NM_005026.5(PIK3CD):c.2002C>A (p.Leu668Met) is a missense variant that causes substitution of leucine by methionine at amino acid 668. This variant is absent from gnomAD v4.1.0 (PM2_Supporting). The variant has been observed in at least one individual subjected to genetic testing, however it is not clear whether the individual was affected with a relevant clinical condition (ClinVar accession number SCV003968830.2). The computational predictor REVEL gives a score of 0.231, which is below the ClinGen Antibody Deficiencies VCEP threshold of <0.290 and predicts a non-damaging effect on PIK3CD function. The computational predictor CADD gives a PHRED score of 16.99, which is below the ClinGen Antibody Deficiencies VCEP threshold of <22.7 and predicts a non-deleterious effect on PIK3CD function. The two predictors agree on a non-damaging effect (BP4). In summary, this variant meets the criteria to be classified as a variant of uncertain significance for autosomal dominant immunodeficiency 14 based on the ACMG/AMP criteria applied, as specified by the ClinGen Antibody Deficiencies VCEP: PM2_Supporting and BP4. (VCEP specifications version 1.0.0).

Met criteria codes

• PM2_Supporting: This variant is absent from gnomAD v4.1.0 (PM2_Supporting).
• BP4: The computational predictor REVEL gives a score of 0.231, which is below the ClinGen Antibody Deficiencies VCEP threshold of <0.290 and predicts a non-damaging effect on PIK3CD function.

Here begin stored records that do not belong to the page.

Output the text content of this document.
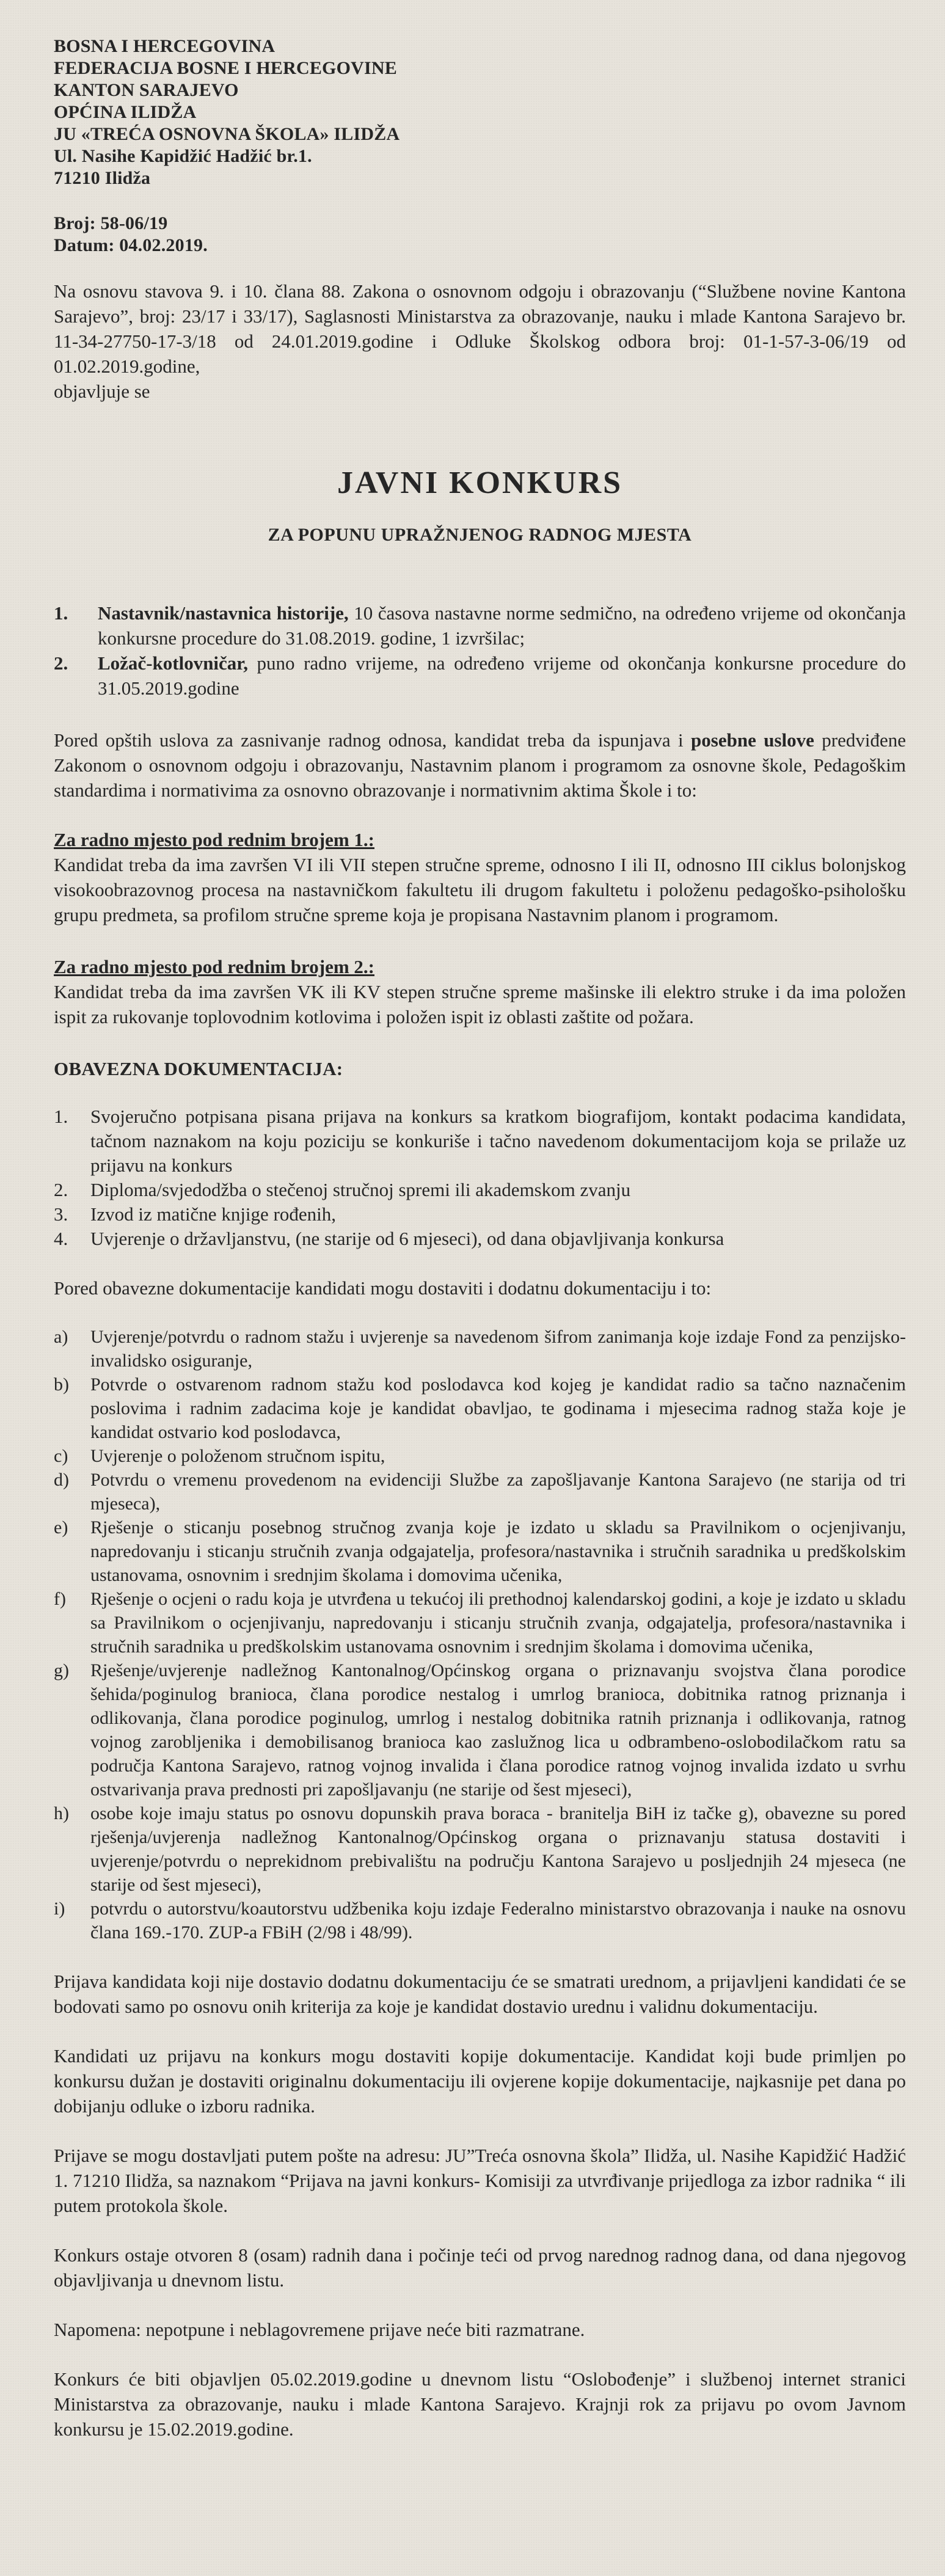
BOSNA I HERCEGOVINA

FEDERACIJA BOSNE I HERCEGOVINE

KANTON SARAJEVO

OPĆINA ILIDŽA

JU «TREĆA OSNOVNA ŠKOLA» ILIDŽA

Ul. Nasihe Kapidžić Hadžić br.1.

71210 Ilidža

Broj: 58-06/19

Datum: 04.02.2019.

Na osnovu stavova 9. i 10. člana 88. Zakona o osnovnom odgoju i obrazovanju (“Službene novine Kantona Sarajevo”, broj: 23/17 i 33/17), Saglasnosti Ministarstva za obrazovanje, nauku i mlade Kantona Sarajevo br. 11-34-27750-17-3/18 od 24.01.2019.godine i Odluke Školskog odbora broj: 01-1-57-3-06/19 od 01.02.2019.godine,

objavljuje se

JAVNI KONKURS
ZA POPUNU UPRAŽNJENOG RADNOG MJESTA
1.	Nastavnik/nastavnica historije, 10 časova nastavne norme sedmično, na određeno vrijeme od okončanja konkursne procedure do 31.08.2019. godine, 1 izvršilac;
2.	Ložač-kotlovničar, puno radno vrijeme, na određeno vrijeme od okončanja konkursne procedure do 31.05.2019.godine

Pored opštih uslova za zasnivanje radnog odnosa, kandidat treba da ispunjava i posebne uslove predviđene Zakonom o osnovnom odgoju i obrazovanju, Nastavnim planom i programom za osnovne škole, Pedagoškim standardima i normativima za osnovno obrazovanje i normativnim aktima Škole i to:

Za radno mjesto pod rednim brojem 1.:

Kandidat treba da ima završen VI ili VII stepen stručne spreme, odnosno I ili II, odnosno III ciklus bolonjskog visokoobrazovnog procesa na nastavničkom fakultetu ili drugom fakultetu i položenu pedagoško-psihološku grupu predmeta, sa profilom stručne spreme koja je propisana Nastavnim planom i programom.

Za radno mjesto pod rednim brojem 2.:

Kandidat treba da ima završen VK ili KV stepen stručne spreme mašinske ili elektro struke i da ima položen ispit za rukovanje toplovodnim kotlovima i položen ispit iz oblasti zaštite od požara.

OBAVEZNA DOKUMENTACIJA:

1.	Svojeručno potpisana pisana prijava na konkurs sa kratkom biografijom, kontakt podacima kandidata, tačnom naznakom na koju poziciju se konkuriše i tačno navedenom dokumentacijom koja se prilaže uz prijavu na konkurs
2.	Diploma/svjedodžba o stečenoj stručnoj spremi ili akademskom zvanju
3.	Izvod iz matične knjige rođenih,
4.	Uvjerenje o državljanstvu, (ne starije od 6 mjeseci), od dana objavljivanja konkursa

Pored obavezne dokumentacije kandidati mogu dostaviti i dodatnu dokumentaciju i to:

a)	Uvjerenje/potvrdu o radnom stažu i uvjerenje sa navedenom šifrom zanimanja koje izdaje Fond za penzijsko-invalidsko osiguranje,
b)	Potvrde o ostvarenom radnom stažu kod poslodavca kod kojeg je kandidat radio sa tačno naznačenim poslovima i radnim zadacima koje je kandidat obavljao, te godinama i mjesecima radnog staža koje je kandidat ostvario kod poslodavca,
c)	Uvjerenje o položenom stručnom ispitu,
d)	Potvrdu o vremenu provedenom na evidenciji Službe za zapošljavanje Kantona Sarajevo (ne starija od tri mjeseca),
e)	Rješenje o sticanju posebnog stručnog zvanja koje je izdato u skladu sa Pravilnikom o ocjenjivanju, napredovanju i sticanju stručnih zvanja odgajatelja, profesora/nastavnika i stručnih saradnika u predškolskim ustanovama, osnovnim i srednjim školama i domovima učenika,
f)	Rješenje o ocjeni o radu koja je utvrđena u tekućoj ili prethodnoj kalendarskoj godini, a koje je izdato u skladu sa Pravilnikom o ocjenjivanju, napredovanju i sticanju stručnih zvanja, odgajatelja, profesora/nastavnika i stručnih saradnika u predškolskim ustanovama osnovnim i srednjim školama i domovima učenika,
g)	Rješenje/uvjerenje nadležnog Kantonalnog/Općinskog organa o priznavanju svojstva člana porodice šehida/poginulog branioca, člana porodice nestalog i umrlog branioca, dobitnika ratnog priznanja i odlikovanja, člana porodice poginulog, umrlog i nestalog dobitnika ratnih priznanja i odlikovanja, ratnog vojnog zarobljenika i demobilisanog branioca kao zaslužnog lica u odbrambeno-oslobodilačkom ratu sa područja Kantona Sarajevo, ratnog vojnog invalida i člana porodice ratnog vojnog invalida izdato u svrhu ostvarivanja prava prednosti pri zapošljavanju (ne starije od šest mjeseci),
h)	osobe koje imaju status po osnovu dopunskih prava boraca - branitelja BiH iz tačke g), obavezne su pored rješenja/uvjerenja nadležnog Kantonalnog/Općinskog organa o priznavanju statusa dostaviti i uvjerenje/potvrdu o neprekidnom prebivalištu na području Kantona Sarajevo u posljednjih 24 mjeseca (ne starije od šest mjeseci),
i)	potvrdu o autorstvu/koautorstvu udžbenika koju izdaje Federalno ministarstvo obrazovanja i nauke na osnovu člana 169.-170. ZUP-a FBiH (2/98 i 48/99).

Prijava kandidata koji nije dostavio dodatnu dokumentaciju će se smatrati urednom, a prijavljeni kandidati će se bodovati samo po osnovu onih kriterija za koje je kandidat dostavio urednu i validnu dokumentaciju.

Kandidati uz prijavu na konkurs mogu dostaviti kopije dokumentacije. Kandidat koji bude primljen po konkursu dužan je dostaviti originalnu dokumentaciju ili ovjerene kopije dokumentacije, najkasnije pet dana po dobijanju odluke o izboru radnika.

Prijave se mogu dostavljati putem pošte na adresu: JU”Treća osnovna škola” Ilidža, ul. Nasihe Kapidžić Hadžić 1. 71210 Ilidža, sa naznakom “Prijava na javni konkurs- Komisiji za utvrđivanje prijedloga za izbor radnika “ ili putem protokola škole.

Konkurs ostaje otvoren 8 (osam) radnih dana i počinje teći od prvog narednog radnog dana, od dana njegovog objavljivanja u dnevnom listu.

Napomena: nepotpune i neblagovremene prijave neće biti razmatrane.

Konkurs će biti objavljen 05.02.2019.godine u dnevnom listu “Oslobođenje” i službenoj internet stranici Ministarstva za obrazovanje, nauku i mlade Kantona Sarajevo. Krajnji rok za prijavu po ovom Javnom konkursu je 15.02.2019.godine.
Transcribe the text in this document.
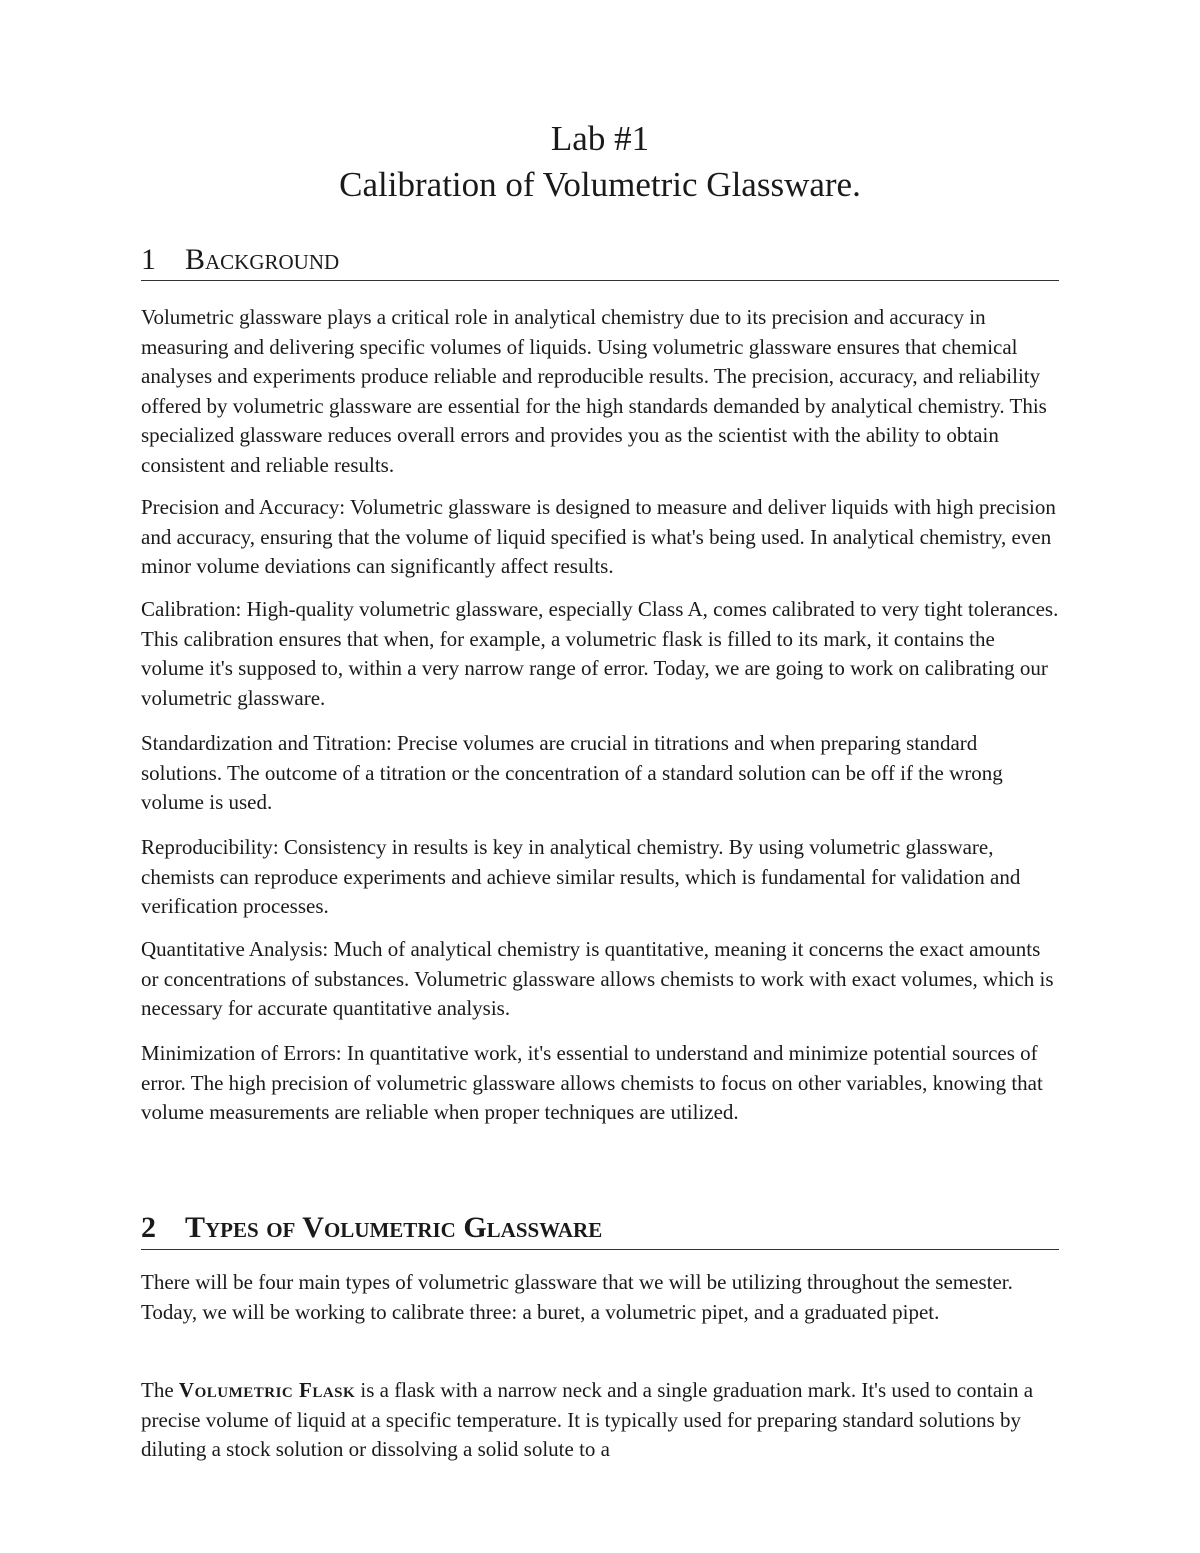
Lab #1
Calibration of Volumetric Glassware.
1 Background

Volumetric glassware plays a critical role in analytical chemistry due to its precision and accuracy in measuring and delivering specific volumes of liquids. Using volumetric glassware ensures that chemical analyses and experiments produce reliable and reproducible results. The precision, accuracy, and reliability offered by volumetric glassware are essential for the high standards demanded by analytical chemistry. This specialized glassware reduces overall errors and provides you as the scientist with the ability to obtain consistent and reliable results.

Precision and Accuracy: Volumetric glassware is designed to measure and deliver liquids with high precision and accuracy, ensuring that the volume of liquid specified is what's being used. In analytical chemistry, even minor volume deviations can significantly affect results.

Calibration: High-quality volumetric glassware, especially Class A, comes calibrated to very tight tolerances. This calibration ensures that when, for example, a volumetric flask is filled to its mark, it contains the volume it's supposed to, within a very narrow range of error. Today, we are going to work on calibrating our volumetric glassware.

Standardization and Titration: Precise volumes are crucial in titrations and when preparing standard solutions. The outcome of a titration or the concentration of a standard solution can be off if the wrong volume is used.

Reproducibility: Consistency in results is key in analytical chemistry. By using volumetric glassware, chemists can reproduce experiments and achieve similar results, which is fundamental for validation and verification processes.

Quantitative Analysis: Much of analytical chemistry is quantitative, meaning it concerns the exact amounts or concentrations of substances. Volumetric glassware allows chemists to work with exact volumes, which is necessary for accurate quantitative analysis.

Minimization of Errors: In quantitative work, it's essential to understand and minimize potential sources of error. The high precision of volumetric glassware allows chemists to focus on other variables, knowing that volume measurements are reliable when proper techniques are utilized.

2 Types of Volumetric Glassware

There will be four main types of volumetric glassware that we will be utilizing throughout the semester. Today, we will be working to calibrate three: a buret, a volumetric pipet, and a graduated pipet.

The Volumetric Flask is a flask with a narrow neck and a single graduation mark. It's used to contain a precise volume of liquid at a specific temperature. It is typically used for preparing standard solutions by diluting a stock solution or dissolving a solid solute to a
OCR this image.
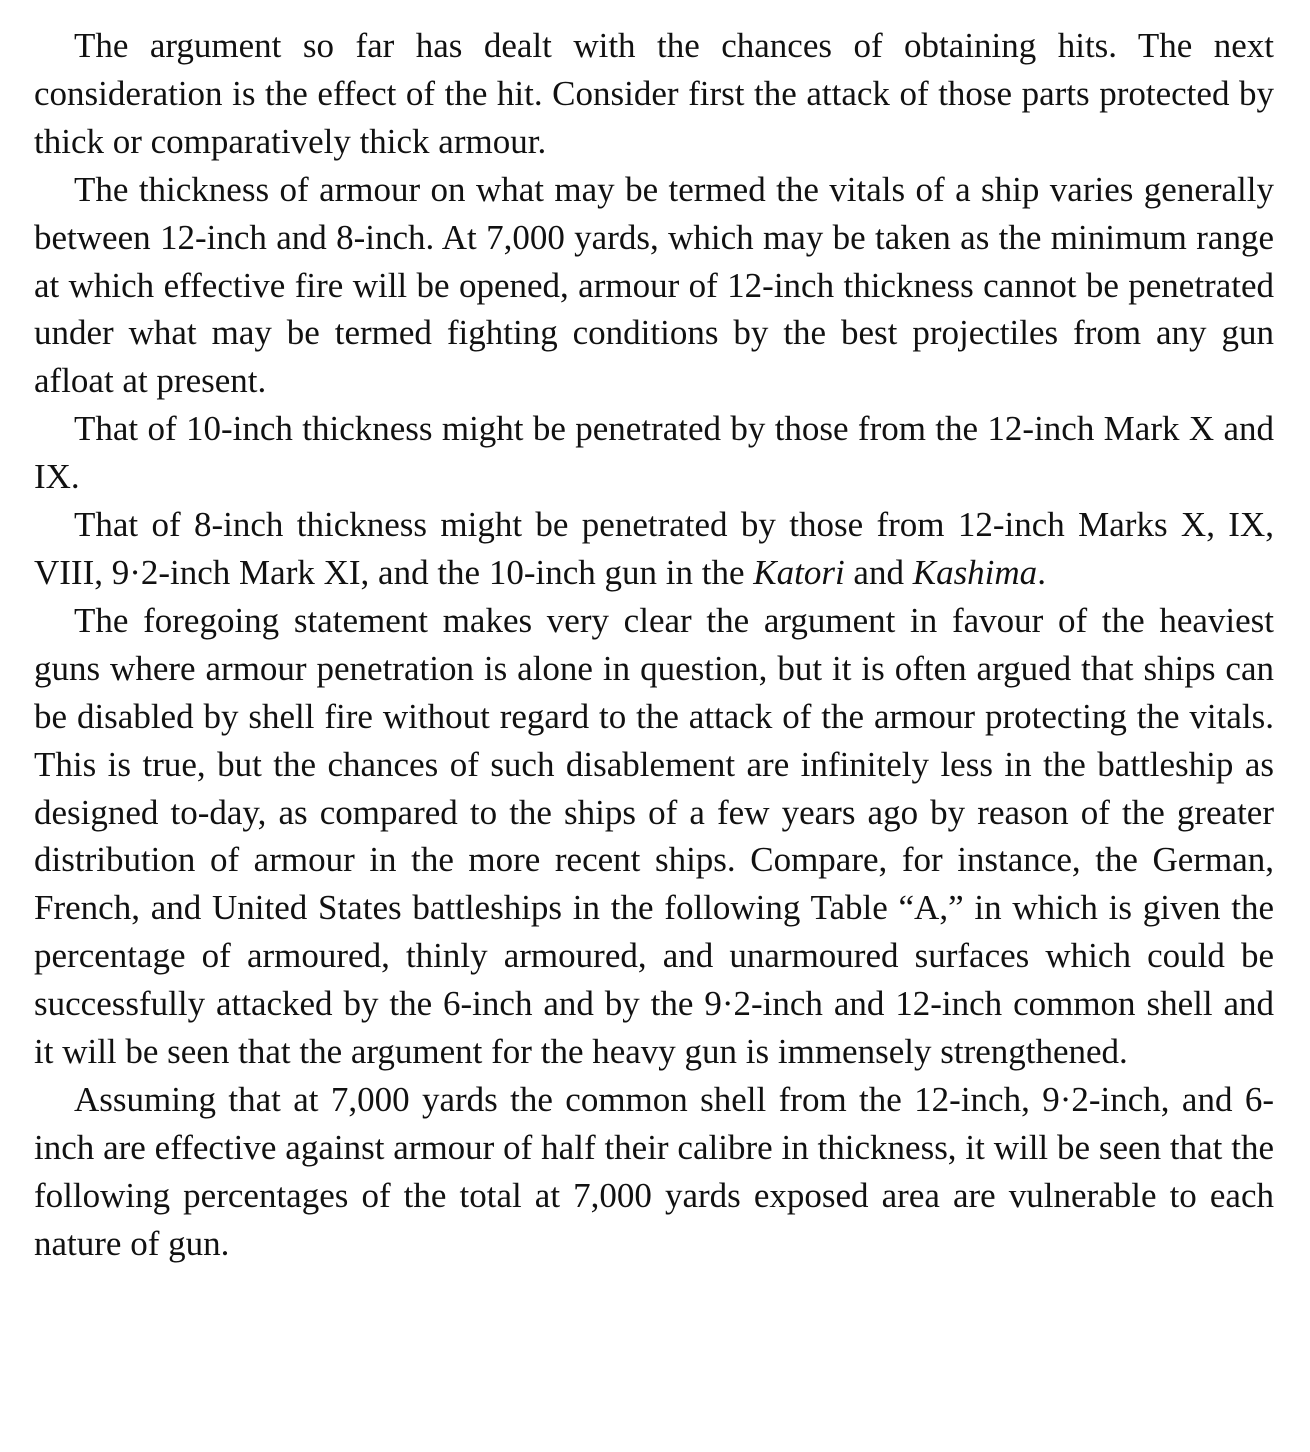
The argument so far has dealt with the chances of obtaining hits. The next consideration is the effect of the hit. Consider first the attack of those parts protected by thick or comparatively thick armour.

The thickness of armour on what may be termed the vitals of a ship varies generally between 12-inch and 8-inch. At 7,000 yards, which may be taken as the minimum range at which effective fire will be opened, armour of 12-inch thickness cannot be penetrated under what may be termed fighting conditions by the best projectiles from any gun afloat at present.

That of 10-inch thickness might be penetrated by those from the 12-inch Mark X and IX.

That of 8-inch thickness might be penetrated by those from 12-inch Marks X, IX, VIII, 9·2-inch Mark XI, and the 10-inch gun in the Katori and Kashima.

The foregoing statement makes very clear the argument in favour of the heaviest guns where armour penetration is alone in question, but it is often argued that ships can be disabled by shell fire without regard to the attack of the armour protecting the vitals. This is true, but the chances of such disablement are infinitely less in the battleship as designed to-day, as compared to the ships of a few years ago by reason of the greater distribution of armour in the more recent ships. Compare, for instance, the German, French, and United States battleships in the following Table “A,” in which is given the percentage of armoured, thinly armoured, and unarmoured surfaces which could be successfully attacked by the 6-inch and by the 9·2-inch and 12-inch common shell and it will be seen that the argument for the heavy gun is immensely strengthened.

Assuming that at 7,000 yards the common shell from the 12-inch, 9·2-inch, and 6-inch are effective against armour of half their calibre in thickness, it will be seen that the following percentages of the total at 7,000 yards exposed area are vulnerable to each nature of gun.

The computational predictor CADD gives a PHRED score of 16.99, which is below the ClinGen Antibody Deficiencies VCEP threshold of <22.7 and predicts a non-deleterious effect on PIK3CD function. The two predictors agree on a non-damaging effect (BP4).

Not Met criteria codes

• PS4: The variant has been observed in at least one individual subjected to genetic testing, however it is not clear whether the individual was affected with a relevant clinical condition (SCV003968830.2).
• BS3: A base editing screen in primary T cells introducing another variant at the same codon, p.Leu668Pro, showed a log2 enrichment score of 0.82059 in the high-phospho-AKT / high-phospho-S6 fraction of cells relative to the low-phospho-AKT / low-phospho-S6 fraction of cells, with a two-sided p-value of 0.12839, indicating no significant disruption of the PI3K pathway (PMID: 40543502). Because this is a different amino acid change, BS3_Supporting was not evaluated.